Add notion of pytz time zone normalization · Issue #18595 · pandas-dev/pandas (original) (raw)
Though part of the solution to #18523 will be to introduce a new time zone comparison operation, there's another, less pressing issue that's also brought up there:
import pandas as pd
idx1 = pd.date_range('2011-01-01', periods=3, freq='H', tz='Europe/Paris') idx2 = pd.date_range(start=idx1[0], end=idx1[-1], freq='H')
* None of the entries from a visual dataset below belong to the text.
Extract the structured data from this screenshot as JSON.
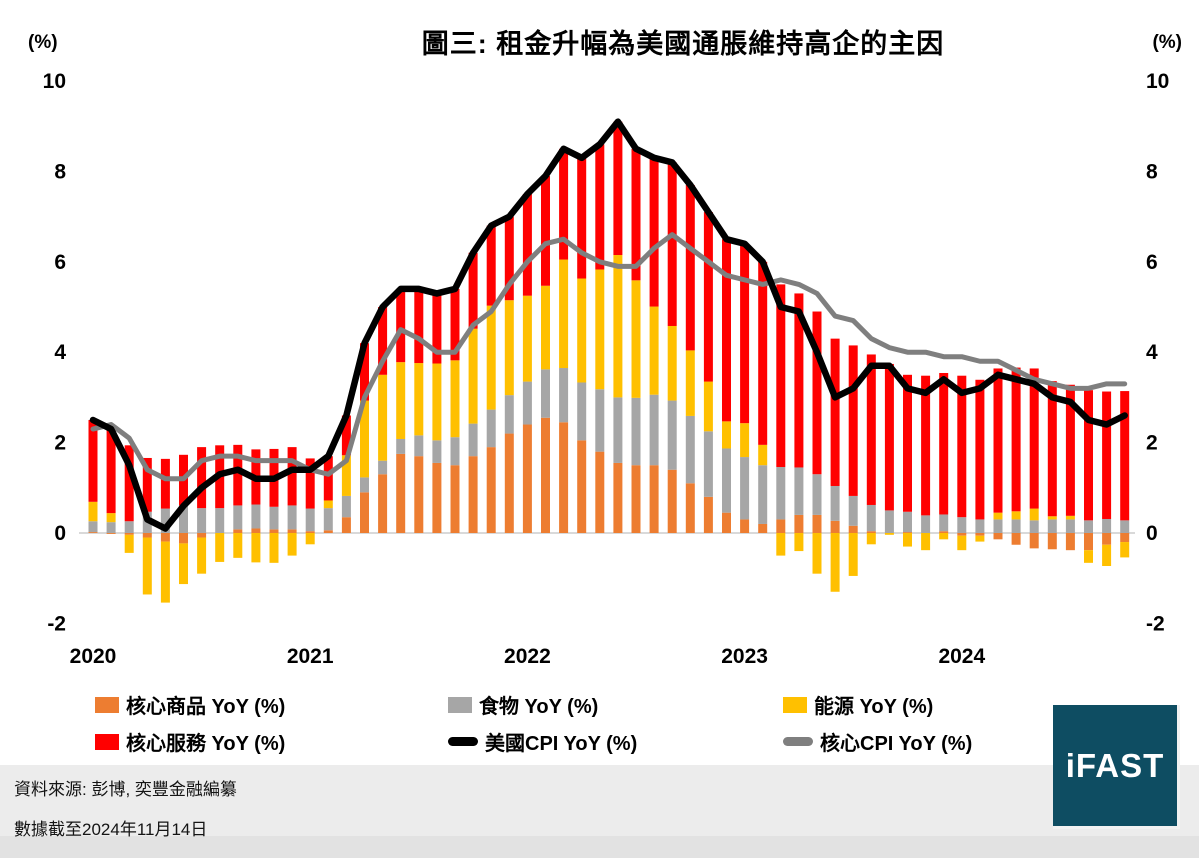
{
  "page": {
    "title": "圖三: 租金升幅為美國通脹維持高企的主因",
    "axis_unit_left": "(%)",
    "axis_unit_right": "(%)"
  },
  "legend": {
    "items": [
      {
        "id": "core-goods",
        "label": "核心商品 YoY (%)",
        "swatch": "square",
        "color": "#ED7D31"
      },
      {
        "id": "food",
        "label": "食物 YoY (%)",
        "swatch": "square",
        "color": "#A6A6A6"
      },
      {
        "id": "energy",
        "label": "能源 YoY (%)",
        "swatch": "square",
        "color": "#FFC000"
      },
      {
        "id": "core-services",
        "label": "核心服務 YoY (%)",
        "swatch": "square",
        "color": "#FF0000"
      },
      {
        "id": "us-cpi",
        "label": "美國CPI YoY (%)",
        "swatch": "line",
        "color": "#000000"
      },
      {
        "id": "core-cpi",
        "label": "核心CPI YoY (%)",
        "swatch": "line",
        "color": "#7F7F7F"
      }
    ]
  },
  "footer": {
    "source": "資料來源: 彭博, 奕豐金融編纂",
    "as_of": "數據截至2024年11月14日"
  },
  "logo": {
    "text": "iFAST",
    "bg_color": "#0E4D62"
  },
  "chart_data": {
    "type": "stacked-bar-with-lines",
    "title": "圖三: 租金升幅為美國通脹維持高企的主因",
    "unit": "%",
    "y_ticks": [
      10,
      8,
      6,
      4,
      2,
      0,
      -2
    ],
    "ylim": [
      -2.6,
      10
    ],
    "grid": "zero-line-only",
    "zero_line_color": "#D9D9D9",
    "legend_position": "bottom",
    "x_year_labels": [
      "2020",
      "2021",
      "2022",
      "2023",
      "2024"
    ],
    "months": [
      "2020-01",
      "2020-02",
      "2020-03",
      "2020-04",
      "2020-05",
      "2020-06",
      "2020-07",
      "2020-08",
      "2020-09",
      "2020-10",
      "2020-11",
      "2020-12",
      "2021-01",
      "2021-02",
      "2021-03",
      "2021-04",
      "2021-05",
      "2021-06",
      "2021-07",
      "2021-08",
      "2021-09",
      "2021-10",
      "2021-11",
      "2021-12",
      "2022-01",
      "2022-02",
      "2022-03",
      "2022-04",
      "2022-05",
      "2022-06",
      "2022-07",
      "2022-08",
      "2022-09",
      "2022-10",
      "2022-11",
      "2022-12",
      "2023-01",
      "2023-02",
      "2023-03",
      "2023-04",
      "2023-05",
      "2023-06",
      "2023-07",
      "2023-08",
      "2023-09",
      "2023-10",
      "2023-11",
      "2023-12",
      "2024-01",
      "2024-02",
      "2024-03",
      "2024-04",
      "2024-05",
      "2024-06",
      "2024-07",
      "2024-08",
      "2024-09",
      "2024-10"
    ],
    "bar_series": [
      {
        "name": "核心商品 YoY (%)",
        "color": "#ED7D31",
        "values": [
          0.02,
          -0.02,
          -0.04,
          -0.1,
          -0.19,
          -0.23,
          -0.1,
          0.0,
          0.08,
          0.1,
          0.08,
          0.08,
          0.04,
          0.06,
          0.35,
          0.9,
          1.3,
          1.75,
          1.7,
          1.55,
          1.5,
          1.7,
          1.9,
          2.2,
          2.4,
          2.55,
          2.45,
          2.05,
          1.8,
          1.55,
          1.5,
          1.5,
          1.4,
          1.1,
          0.8,
          0.45,
          0.3,
          0.2,
          0.3,
          0.4,
          0.4,
          0.27,
          0.16,
          0.04,
          0.0,
          0.02,
          0.0,
          0.04,
          -0.06,
          -0.06,
          -0.14,
          -0.26,
          -0.34,
          -0.36,
          -0.38,
          -0.38,
          -0.26,
          -0.2
        ]
      },
      {
        "name": "食物 YoY (%)",
        "color": "#A6A6A6",
        "values": [
          0.24,
          0.24,
          0.26,
          0.47,
          0.54,
          0.61,
          0.55,
          0.55,
          0.53,
          0.53,
          0.5,
          0.53,
          0.5,
          0.49,
          0.47,
          0.33,
          0.3,
          0.33,
          0.46,
          0.5,
          0.62,
          0.72,
          0.83,
          0.85,
          0.95,
          1.07,
          1.2,
          1.28,
          1.38,
          1.45,
          1.49,
          1.56,
          1.53,
          1.49,
          1.45,
          1.42,
          1.38,
          1.3,
          1.16,
          1.05,
          0.9,
          0.77,
          0.66,
          0.58,
          0.5,
          0.45,
          0.39,
          0.37,
          0.35,
          0.3,
          0.3,
          0.3,
          0.28,
          0.3,
          0.3,
          0.28,
          0.31,
          0.28
        ]
      },
      {
        "name": "能源 YoY (%)",
        "color": "#FFC000",
        "values": [
          0.43,
          0.2,
          -0.4,
          -1.26,
          -1.35,
          -0.9,
          -0.8,
          -0.64,
          -0.55,
          -0.65,
          -0.66,
          -0.5,
          -0.25,
          0.17,
          0.9,
          1.7,
          1.9,
          1.7,
          1.6,
          1.7,
          1.7,
          2.1,
          2.3,
          2.1,
          1.9,
          1.85,
          2.4,
          2.3,
          2.65,
          3.15,
          2.6,
          1.95,
          1.65,
          1.45,
          1.1,
          0.6,
          0.75,
          0.45,
          -0.5,
          -0.4,
          -0.9,
          -1.3,
          -0.95,
          -0.25,
          -0.04,
          -0.3,
          -0.38,
          -0.14,
          -0.32,
          -0.13,
          0.15,
          0.18,
          0.26,
          0.07,
          0.08,
          -0.28,
          -0.47,
          -0.34
        ]
      },
      {
        "name": "核心服務 YoY (%)",
        "color": "#FF0000",
        "values": [
          1.81,
          1.88,
          1.68,
          1.19,
          1.1,
          1.12,
          1.35,
          1.39,
          1.34,
          1.22,
          1.28,
          1.29,
          1.11,
          0.98,
          0.88,
          1.27,
          1.5,
          1.62,
          1.64,
          1.55,
          1.58,
          1.68,
          1.77,
          1.85,
          2.25,
          2.43,
          2.45,
          2.67,
          2.77,
          2.95,
          2.91,
          3.29,
          3.62,
          3.66,
          3.75,
          4.03,
          3.97,
          4.05,
          4.04,
          3.85,
          3.6,
          3.26,
          3.33,
          3.33,
          3.24,
          3.03,
          3.09,
          3.13,
          3.13,
          3.09,
          3.19,
          3.18,
          3.1,
          2.99,
          2.9,
          2.88,
          2.82,
          2.86
        ]
      }
    ],
    "line_series": [
      {
        "name": "美國CPI YoY (%)",
        "color": "#000000",
        "stroke_width": 6.5,
        "values": [
          2.5,
          2.3,
          1.5,
          0.3,
          0.1,
          0.6,
          1.0,
          1.3,
          1.4,
          1.2,
          1.2,
          1.4,
          1.4,
          1.7,
          2.6,
          4.2,
          5.0,
          5.4,
          5.4,
          5.3,
          5.4,
          6.2,
          6.8,
          7.0,
          7.5,
          7.9,
          8.5,
          8.3,
          8.6,
          9.1,
          8.5,
          8.3,
          8.2,
          7.7,
          7.1,
          6.5,
          6.4,
          6.0,
          5.0,
          4.9,
          4.0,
          3.0,
          3.2,
          3.7,
          3.7,
          3.2,
          3.1,
          3.4,
          3.1,
          3.2,
          3.5,
          3.4,
          3.3,
          3.0,
          2.9,
          2.5,
          2.4,
          2.6
        ]
      },
      {
        "name": "核心CPI YoY (%)",
        "color": "#7F7F7F",
        "stroke_width": 5,
        "values": [
          2.3,
          2.4,
          2.1,
          1.4,
          1.2,
          1.2,
          1.6,
          1.7,
          1.7,
          1.6,
          1.6,
          1.6,
          1.4,
          1.3,
          1.6,
          3.0,
          3.8,
          4.5,
          4.3,
          4.0,
          4.0,
          4.6,
          4.9,
          5.5,
          6.0,
          6.4,
          6.5,
          6.2,
          6.0,
          5.9,
          5.9,
          6.3,
          6.6,
          6.3,
          6.0,
          5.7,
          5.6,
          5.5,
          5.6,
          5.5,
          5.3,
          4.8,
          4.7,
          4.3,
          4.1,
          4.0,
          4.0,
          3.9,
          3.9,
          3.8,
          3.8,
          3.6,
          3.4,
          3.3,
          3.2,
          3.2,
          3.3,
          3.3
        ]
      }
    ]
  }
}
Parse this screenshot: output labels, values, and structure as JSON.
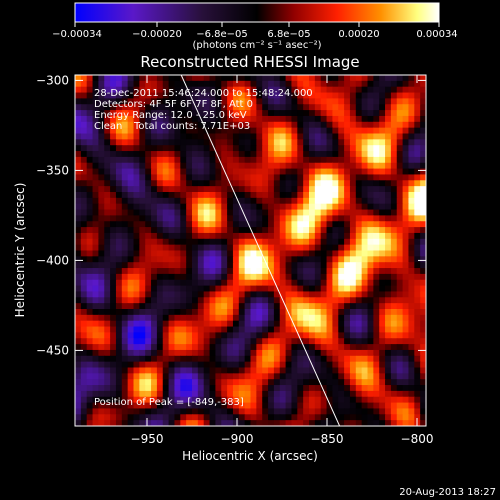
{
  "chart_data": {
    "type": "heatmap",
    "title": "Reconstructed RHESSI Image",
    "xlabel": "Heliocentric X (arcsec)",
    "ylabel": "Heliocentric Y (arcsec)",
    "xlim": [
      -990,
      -795
    ],
    "ylim": [
      -492,
      -297
    ],
    "x_ticks": [
      -950,
      -900,
      -850,
      -800
    ],
    "x_tick_labels": [
      "−950",
      "−900",
      "−850",
      "−800"
    ],
    "y_ticks": [
      -300,
      -350,
      -400,
      -450
    ],
    "y_tick_labels": [
      "−300",
      "−350",
      "−400",
      "−450"
    ],
    "colorbar": {
      "range": [
        -0.00034,
        0.00034
      ],
      "tick_labels": [
        "−0.00034",
        "−0.00020",
        "−6.8e−05",
        "6.8e−05",
        "0.00020",
        "0.00034"
      ],
      "unit_label": "(photons cm⁻² s⁻¹ asec⁻²)",
      "colors": [
        "#0000ff",
        "#5a18c8",
        "#28103a",
        "#000000",
        "#900000",
        "#ff2000",
        "#ff9000",
        "#ffff80",
        "#ffffff"
      ]
    },
    "annotations": {
      "time_range": "28-Dec-2011 15:46:24.000 to 15:48:24.000",
      "detectors": "Detectors: 4F 5F 6F 7F 8F, Att 0",
      "energy_range": "Energy Range: 12.0 - 25.0 keV",
      "method": "Clean",
      "total_counts": "Total counts: 7.71E+03",
      "peak": "Position of Peak = [-849,-383]"
    },
    "limb_line": {
      "x": [
        -931,
        -843
      ],
      "y": [
        -297,
        -492
      ]
    },
    "peak_position": [
      -849,
      -383
    ]
  },
  "footer": {
    "timestamp": "20-Aug-2013 18:27"
  }
}
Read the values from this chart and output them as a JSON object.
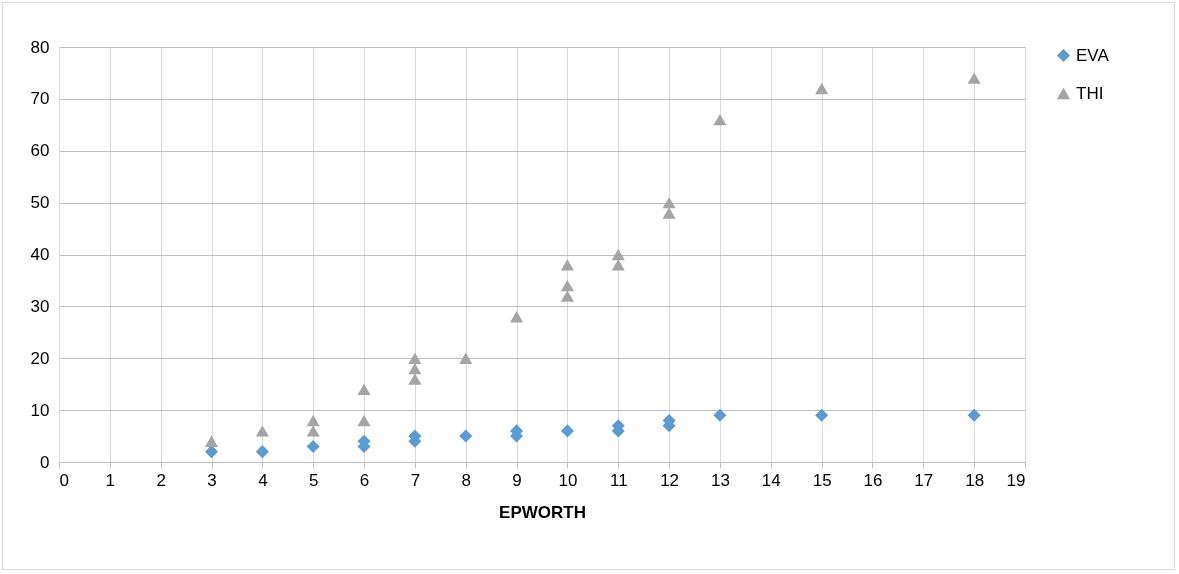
{
  "chart_data": {
    "type": "scatter",
    "xlabel": "EPWORTH",
    "xlim": [
      0,
      19
    ],
    "xticks": [
      0,
      1,
      2,
      3,
      4,
      5,
      6,
      7,
      8,
      9,
      10,
      11,
      12,
      13,
      14,
      15,
      16,
      17,
      18,
      19
    ],
    "ylim": [
      0,
      80
    ],
    "yticks": [
      0,
      10,
      20,
      30,
      40,
      50,
      60,
      70,
      80
    ],
    "grid": true,
    "legend": "right",
    "series": [
      {
        "name": "EVA",
        "color": "#5b9bd5",
        "marker": "diamond",
        "x": [
          3,
          4,
          5,
          6,
          6,
          7,
          7,
          8,
          9,
          9,
          10,
          11,
          11,
          12,
          12,
          13,
          15,
          18
        ],
        "values": [
          2,
          2,
          3,
          3,
          4,
          4,
          5,
          5,
          5,
          6,
          6,
          6,
          7,
          7,
          8,
          9,
          9,
          9
        ]
      },
      {
        "name": "THI",
        "color": "#a5a5a5",
        "marker": "triangle",
        "x": [
          3,
          4,
          5,
          5,
          6,
          6,
          7,
          7,
          7,
          8,
          9,
          10,
          10,
          10,
          11,
          11,
          12,
          12,
          13,
          15,
          18
        ],
        "values": [
          4,
          6,
          6,
          8,
          8,
          14,
          16,
          18,
          20,
          20,
          28,
          32,
          34,
          38,
          38,
          40,
          48,
          50,
          66,
          72,
          74
        ]
      }
    ]
  }
}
print(idx1.tz) # <DstTzInfo 'Europe/Paris' LMT+0:09:00 STD> print(idx2.tz) # <DstTzInfo 'Europe/Paris' CET+1:00:00 STD>
The problem comes from the fact that pytz.localize
spawns concrete offset-specific new tzinfo
objects for each date that don't compare equal to one another (and aren't the same instance as one another). As such, when you pull idx1[0]
and idx1[-1]
, you get concrete timestamps, each of which have the <DstTzInfo 'Europe/Paris' CET+1:00:00 STD>
zone attached and so the DateTimeIndex
gets the concrete example, which is not actually consistent with the abstract notion of time zone from idx1
. At the series level, it makes sense to use a "normalized" version of pytz
zones, so I recommend adding a function like this:
def tz_normalize(tzi): if is_pytz_zone(tzi): return pytz.timezone(str(tzi)) else: return tzi
You can solve the above problem by either normalizing the time zone on construction or you can change .tz
from being an attribute to being a property:
@property def tz(self): return tz_normalize(self._tz)
@tz.setter def tz(self, value): msg = ('Directly setting DatetimeIndex is deprecated, instead, you should ' 'use tz_localize() or tz_convert() as appropriate') raise_deprecation_warning(msg) self._tz = value
You'll note that in my property implementation, I've demonstrated that this will also allow you to enforce that people use the proper interface for changing index time zones.
Issue raised per discussion with @jreback and @MridulS at PyData NYC sprints.